I thought it was game over then, so I still didn’t buy. But at that point, people were trying to get me involved so I had a few that people had just given to me. (People used to give it away back then – who gives away a $35,000 asset?). I ended up writing a book about it as a form of “catch-up” trade. Yet I also remember the Winklevoss brothers (previously most famous for having a dispute with Mark Zuckerberg over the founding of Facebook) buying at $100 and thinking they were stupid. They’re multibillionaires now. I’ve been told countless stories about missing out on bitcoin, and by far the most common reason people didn’t buy is that they thought it had gone up too much. So don’t fall into the trap of thinking “it’s too late” now. It isn’t. Saylor was buying at $32,000. In so doing, he paves the way for more corporate money.

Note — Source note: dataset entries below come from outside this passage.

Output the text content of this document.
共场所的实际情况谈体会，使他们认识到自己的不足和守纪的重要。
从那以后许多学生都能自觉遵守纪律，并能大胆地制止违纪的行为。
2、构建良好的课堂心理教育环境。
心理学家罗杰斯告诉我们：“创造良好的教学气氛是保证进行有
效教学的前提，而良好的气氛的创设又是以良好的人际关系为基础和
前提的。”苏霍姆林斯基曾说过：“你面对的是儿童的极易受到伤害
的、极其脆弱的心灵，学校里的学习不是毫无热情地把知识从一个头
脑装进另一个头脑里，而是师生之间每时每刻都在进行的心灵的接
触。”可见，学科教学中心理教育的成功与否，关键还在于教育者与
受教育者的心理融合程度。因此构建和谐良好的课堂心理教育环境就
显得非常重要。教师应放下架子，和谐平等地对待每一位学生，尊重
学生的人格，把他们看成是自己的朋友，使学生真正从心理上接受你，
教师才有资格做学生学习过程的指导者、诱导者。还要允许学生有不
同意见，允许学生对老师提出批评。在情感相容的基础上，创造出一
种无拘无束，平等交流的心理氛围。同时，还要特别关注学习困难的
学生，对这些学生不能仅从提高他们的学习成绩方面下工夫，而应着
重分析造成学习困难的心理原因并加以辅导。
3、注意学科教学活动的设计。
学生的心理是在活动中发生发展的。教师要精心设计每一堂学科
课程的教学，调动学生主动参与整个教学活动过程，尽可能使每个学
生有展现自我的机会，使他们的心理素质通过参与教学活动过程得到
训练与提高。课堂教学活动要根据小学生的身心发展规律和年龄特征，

The normal phase of an investment cycle is that the experts and the well-connected big guns get in first, then the institutions. The ordinary retail investor – your proverbial shoeshine boy – is last to the party, and is the one who gets burned. Bitcoin, as an open-source project, reversed that. The riff-raff got in first. The institutional money is just coming into the sector now. As it does, bitcoin will become that bit more established. There are around 3,500 publicly-traded companies in the US alone, with more than $5trn in their treasuries. They are all suffering the bleed of zero interest rates, money printing and runaway asset price inflation. It is opening up a scenario known as “hyper bitcoin-isation”.

Demonetisation occurs when people stop using something such as money. Hyperinflation occurs when so much money is printed that the currency loses its purchasing power. It can lead to demonetisation. Hyper bitcoin-isation involves “the rapid, mass adoption of bitcoin in order to secure monetary stability and liquidity”, says researcher Daniel Krawisz from the Satoshi Nakamoto Institute. “A voluntary transition from an inferior currency to a superior one, a series of individual acts of entrepreneurship rather than a single monopolist that games the system.” In other words, more and more individuals, corporations and governments start using bitcoin as a store of wealth, rather than their national currencies. You may think such a scenario – governments using bitcoin – is absurd, but already both the Iranian and Venezuelan governments, whose national currencies are weak, have set up extensive bitcoin mining rigs.